Rising Wheat Prices Hinder Local Business Profits

Last updated Thursday, March 20, 2008 4:46 PM CDT in Business

By Kim Souza
The Morning News

    Record high wheat prices are pinching the profit margins of food makers as large as Tyson Foods Inc. to small family-owned bakeries like Ranalli's in Tonititown and Fayetteville-based Eureka Pizza.

    Flour, once a relatively cheap ingredient critical for bakers, has tripled in price, said Rolf Wilkin, owner of Eureka Pizza. With 12 stores in the region, Wilkin uses custom-milled flour processed at the Shawnee Milling Company in Oklahoma. His price for a 25-pound dough bag is partially protected through future contracts purchased last year, but has jumped 60 percent in the past two weeks. In April, when their last future contract expires, his price is expected to jump another 40 percent.

    Wilkin said prices were going up so quickly that futures contracts for the coming months could not be purchased, taking the dough price from $8.92 a bag in early March to a projected $20 in April. In the past eight years, the price has been about $7.

    With the hefty increase, Wilkin said, pizza prices will have to be raised.

    "General Mills said Wednesday they were making cereal boxes smaller. We don't have that option in the pizza business. We will be charging about 33 cents more for each pizza and while that won't cover all the extra costs, we must stay conscious of our customers who are facing sticker shock at the grocery store and the gas pump," Wilkin said.

    Smaller bakers like Agatha Penzo of Ranalli Farms in Tontitown uses about 400 pounds of flour per week baking fresh pasta, breads and cookies. She said her flour costs have jumped 66 percent in the past three months and egg prices have doubled.

    Penzo said customers will likely be paying more for the fresh baked goods when the bakery opens April 5.

    "There is no way we can absorb these higher costs. We hate it, but we have no choice but to raise prices if some relief is not seen soon," Penzo said. "We haven't had to face this dilemma in the eight years we have been in business."

    The cost of cereals and bakery products climbed at an annual rate of more than 9 percent last month, according to the Bureau of Labor Statistics, compared to a 4 percent rise in the overall Consumer Price Index during the past 12 months.

    At the Chicago Board of Trade, a bushel, 60-pounds of wheat, trades for roughly $11, twice more than a year ago.

    Tyson Foods CEO Dick Bond has been outspoken about ripple effects from the government mandate to produce alternative fuels, namely corn-based ethanol.

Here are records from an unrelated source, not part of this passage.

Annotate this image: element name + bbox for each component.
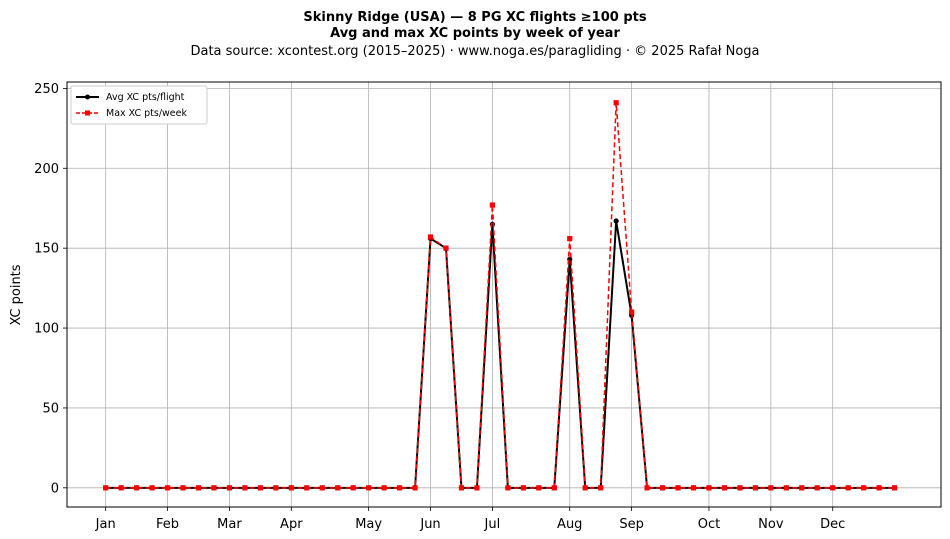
- point-max: [737, 485, 743, 491]
- y-tick-label: 200: [34, 162, 59, 177]
- y-tick-label: 100: [34, 322, 59, 337]
- series-layer: [103, 100, 898, 491]
- point-max: [598, 485, 604, 491]
- legend-label-avg: Avg XC pts/flight: [106, 92, 185, 103]
- point-max: [768, 485, 774, 491]
- x-tick-label: Feb: [156, 517, 179, 532]
- chart-source-line: Data source: xcontest.org (2015–2025) · …: [190, 44, 759, 59]
- point-max: [629, 309, 635, 315]
- point-max: [381, 485, 387, 491]
- x-tick-label: Mar: [217, 517, 242, 532]
- point-max: [690, 485, 697, 491]
- point-max: [195, 485, 202, 491]
- y-tick-label: 150: [34, 242, 59, 257]
- series-line-max: [105, 102, 895, 489]
- point-max: [134, 485, 140, 491]
- point-max: [861, 485, 867, 491]
- x-tick-label: Nov: [758, 517, 784, 532]
- point-max: [474, 485, 480, 491]
- x-tick-label: Dec: [820, 517, 845, 532]
- point-max: [350, 485, 356, 491]
- legend-label-max: Max XC pts/week: [106, 108, 187, 119]
- x-tick-label: Jul: [484, 517, 501, 532]
- point-max: [505, 485, 511, 491]
- point-max: [520, 485, 526, 491]
- point-max: [551, 485, 557, 491]
- point-max: [675, 485, 681, 491]
- point-max: [288, 485, 294, 491]
- x-tick-label: May: [355, 517, 382, 532]
- point-max: [319, 485, 325, 491]
- point-max: [443, 245, 449, 251]
- y-tick-label: 250: [34, 82, 59, 97]
- point-max: [891, 485, 898, 491]
- point-max: [273, 485, 279, 491]
- x-tick-label: Oct: [698, 517, 720, 532]
- point-max: [659, 485, 666, 491]
- point-avg: [613, 218, 619, 224]
- y-tick-label: 50: [42, 401, 59, 416]
- point-max: [613, 100, 619, 106]
- point-max: [366, 485, 372, 491]
- point-max: [845, 485, 851, 491]
- point-max: [164, 485, 171, 491]
- point-max: [752, 485, 758, 491]
- x-tick-label: Apr: [280, 517, 303, 532]
- point-max: [721, 485, 728, 491]
- x-tick-label: Aug: [557, 517, 582, 532]
- point-max: [644, 485, 650, 491]
- point-max: [180, 485, 186, 491]
- point-max: [876, 485, 882, 491]
- legend: Avg XC pts/flight Max XC pts/week: [70, 85, 208, 125]
- point-max: [396, 485, 403, 491]
- point-max: [412, 485, 418, 491]
- legend-box: [70, 85, 208, 125]
- y-axis-label: XC points: [9, 264, 24, 325]
- point-max: [799, 485, 805, 491]
- plot-frame: [66, 81, 942, 508]
- point-max: [427, 234, 434, 240]
- y-tick-label: 0: [51, 481, 59, 496]
- legend-marker-max: [85, 110, 90, 116]
- point-max: [257, 485, 263, 491]
- legend-marker-avg: [85, 94, 90, 100]
- point-max: [830, 485, 836, 491]
- point-max: [226, 485, 233, 491]
- x-tick-label: Jan: [95, 517, 116, 532]
- point-max: [304, 485, 310, 491]
- x-tick-label: Jun: [419, 517, 440, 532]
- point-max: [458, 485, 465, 491]
- axis-ticks: 0 50 100 150 200 250 Jan Feb Mar Apr May Jun Jul Aug S…: [34, 82, 845, 532]
- chart-subtitle: Avg and max XC points by week of year: [330, 26, 620, 41]
- point-max: [783, 485, 789, 491]
- point-max: [582, 485, 588, 491]
- point-max: [242, 485, 248, 491]
- chart-title: Skinny Ridge (USA) — 8 PG XC flights ≥10…: [303, 10, 646, 25]
- point-max: [567, 235, 573, 242]
- point-max: [149, 485, 155, 491]
- point-max: [211, 485, 217, 491]
- point-max: [706, 485, 712, 491]
- point-max: [536, 485, 542, 491]
- point-max: [489, 202, 495, 208]
- point-max: [335, 485, 341, 491]
- x-tick-label: Sep: [619, 517, 644, 532]
- grid: [67, 82, 941, 507]
- point-max: [814, 485, 820, 491]
- point-max: [103, 485, 109, 491]
- point-max: [118, 485, 124, 491]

    The Springdale-based meat giant estimates rising grain prices will cost the company an extra $300 million this year. While most of the added expense is related to corn and soybeans, the company said rising flour and cooking oil expenses had prompted price hikes for many of its food service customers.

    Tyson Foods produces between seven and nine million pounds of tortillas per week, in addition to nearly 4 million pizza crusts made by its Green Bay, Wis.-based subsidiary TNT Crust.

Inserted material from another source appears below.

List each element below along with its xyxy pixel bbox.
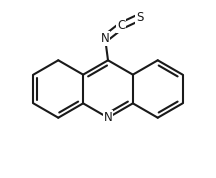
Text: N: N — [104, 111, 112, 124]
Text: S: S — [136, 11, 143, 24]
Text: C: C — [117, 19, 125, 32]
Text: N: N — [101, 32, 110, 45]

    Most of the tortillas and pizza products produced by Tyson Foods are sold through the company's food service contracts with large national food chains.

    The company said it was forced to take price increases in 2007 with its food service customers and TNT has also implemented price adjustments because of increased costs of flour and cooking oil. Tyson Foods would not speculate on future price adjustments.

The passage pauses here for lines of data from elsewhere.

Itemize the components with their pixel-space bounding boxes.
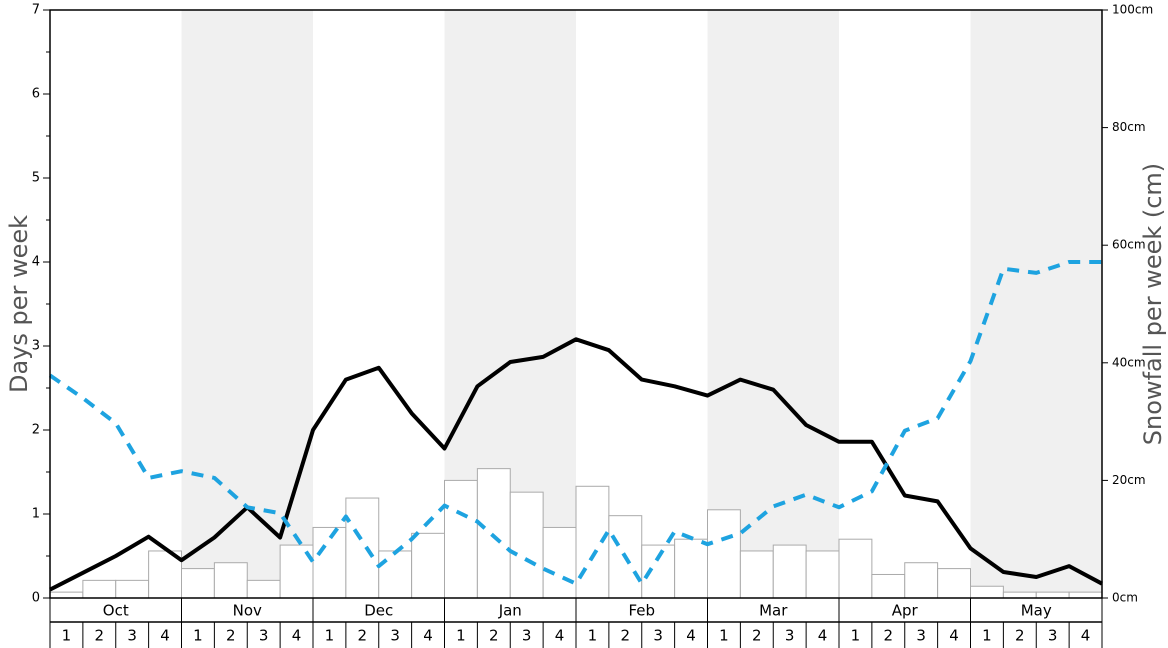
snowfall-bar <box>641 544 676 599</box>
snowfall-bar <box>246 579 281 599</box>
snowfall-bar <box>509 491 544 599</box>
left-axis-title: Days per week <box>5 215 33 393</box>
right-axis: 0cm 20cm 40cm 60cm 80cm 100cm <box>1102 3 1153 605</box>
week-label: 2 <box>752 627 762 645</box>
snowfall-bar <box>739 550 774 599</box>
week-label: 1 <box>456 627 466 645</box>
snowfall-bar <box>542 526 577 599</box>
right-axis-title: Snowfall per week (cm) <box>1139 163 1167 445</box>
snowfall-bar <box>1068 591 1103 599</box>
snowfall-bar <box>1002 591 1037 599</box>
week-label: 2 <box>621 627 631 645</box>
week-label: 3 <box>522 627 532 645</box>
left-tick-label: 5 <box>32 171 40 186</box>
week-label: 2 <box>884 627 894 645</box>
snowfall-bar <box>707 509 741 599</box>
right-tick-label: 40cm <box>1112 355 1146 369</box>
snowfall-bar <box>1035 591 1070 599</box>
snowfall-bar <box>378 550 413 599</box>
week-label: 2 <box>358 627 368 645</box>
month-label: Apr <box>892 602 919 620</box>
left-tick-label: 1 <box>32 507 40 522</box>
left-tick-label: 2 <box>32 423 40 438</box>
snowfall-bar <box>82 579 117 599</box>
week-label: 3 <box>916 627 926 645</box>
left-tick-label: 6 <box>32 87 40 102</box>
snowfall-bar <box>575 485 610 599</box>
days-line <box>49 337 1103 592</box>
snowfall-bar <box>49 591 84 599</box>
snowfall-bar <box>115 579 150 599</box>
week-label: 3 <box>390 627 400 645</box>
week-label: 2 <box>226 627 236 645</box>
week-label: 4 <box>818 627 828 645</box>
month-label: Jan <box>498 602 522 620</box>
snow-days-line <box>48 260 1102 586</box>
week-label: 1 <box>325 627 335 645</box>
snowfall-bar <box>904 562 939 599</box>
month-row: Oct Nov Dec Jan Feb Mar Apr May <box>49 598 1103 623</box>
month-label: Oct <box>103 602 129 620</box>
right-tick-label: 80cm <box>1112 120 1146 134</box>
snowfall-bar <box>838 538 873 599</box>
month-label: Mar <box>759 602 788 620</box>
series-lines <box>48 260 1103 592</box>
week-label: 4 <box>292 627 302 645</box>
left-tick-label: 0 <box>32 591 40 606</box>
week-label: 4 <box>686 627 696 645</box>
week-label: 1 <box>719 627 729 645</box>
week-label: 2 <box>95 627 105 645</box>
week-label: 2 <box>489 627 499 645</box>
week-label: 1 <box>982 627 992 645</box>
snowfall-bar <box>411 532 445 599</box>
week-label: 1 <box>851 627 861 645</box>
snowfall-bar <box>345 497 380 599</box>
week-label: 3 <box>127 627 137 645</box>
month-label: Nov <box>233 602 262 620</box>
week-label: 4 <box>949 627 959 645</box>
month-label: Feb <box>628 602 655 620</box>
snowfall-bar <box>805 550 840 599</box>
snowfall-bar <box>312 526 347 599</box>
right-tick-label: 60cm <box>1112 238 1146 252</box>
week-label: 1 <box>62 627 72 645</box>
left-axis: 0 1 2 3 4 5 6 7 <box>32 3 50 606</box>
week-label: 4 <box>423 627 433 645</box>
snowfall-bar <box>871 573 906 599</box>
snowfall-bar <box>213 562 248 599</box>
right-tick-label: 100cm <box>1112 3 1153 17</box>
month-label: May <box>1021 602 1052 620</box>
snowfall-bar <box>181 568 215 599</box>
right-tick-label: 20cm <box>1112 473 1146 487</box>
snowfall-bar <box>970 585 1004 599</box>
month-shading <box>181 10 1102 598</box>
month-label: Dec <box>364 602 393 620</box>
snowfall-bar <box>937 568 971 599</box>
week-label: 3 <box>1048 627 1058 645</box>
week-label: 3 <box>653 627 663 645</box>
snowfall-bar <box>772 544 807 599</box>
week-row: 1 2 3 4 1 2 3 4 1 2 3 4 1 2 3 4 1 2 3 4 1 2 3 4 1 2 3 4 1 2 3 4 <box>49 622 1103 648</box>
week-label: 1 <box>588 627 598 645</box>
snowfall-bar <box>674 538 708 599</box>
snowfall-bar <box>444 479 478 599</box>
week-label: 3 <box>259 627 269 645</box>
left-tick-label: 3 <box>32 339 40 354</box>
week-label: 3 <box>785 627 795 645</box>
week-label: 1 <box>193 627 203 645</box>
left-tick-label: 7 <box>32 3 40 18</box>
week-label: 4 <box>160 627 170 645</box>
left-tick-label: 4 <box>32 255 40 270</box>
week-label: 4 <box>1081 627 1091 645</box>
week-label: 2 <box>1015 627 1025 645</box>
snowfall-bar <box>476 468 511 599</box>
right-tick-label: 0cm <box>1112 591 1138 605</box>
week-label: 4 <box>555 627 565 645</box>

    Part of the blame for rising wheat prices can be attributed to the ethanol craze. Because of the demand for ethanol, farmers planted more corn to produce the fuel and diverted acreage away from soybeans and wheat.

    Brandy Carroll, agricultural economist with the Arkansas Farm Bureau, said a perfect storm was to blame for higher wheat costs.

    She said in 2007 much of the crop was lost to a late frost in the U.S. and a severe drought in Australia.

    "Australia is a big exporter of wheat, only about 25 percent of their normal crop yield was realized last year because of the drought," Carroll said.

    Shorter supply worldwide has been a problem given the fact wheat is a food crop. She said a weaker dollar has made U.S. supplies cheaper in the global marketplace. Other countries dependent on wheat for food are buying the cheaper U.S. wheat. Carroll also blames higher wheat prices on Wall Street speculators who bid up the futures prices of most grains, though they will never take delivery of the commodity.

    "In February, the price of summer wheat hit a record high $25 per bushel on the Minneapolis Grain Exchange, which was unbelievable," Carroll said.

    This week, summer wheat for May delivery was $13.40 per bushel, the historical range has been from $3 to $7 per bushel.

    Higher prices generally bring increased plantings and Carroll said this year was no exception. The U.S. Department of Agriculture projects the 2007-2008 wheat acreage in the U.S. to be 60.4 million acres, compared with 57.3 million last year.

    Unfortunately for many Arkansas wheat farmers, the 2008 winter wheat crop is in jeopardy,

    She said much of the Arkansas wheat crop was damaged in the recent floods, devastating farmers who also lost their 2007 crops to a hard freeze last April.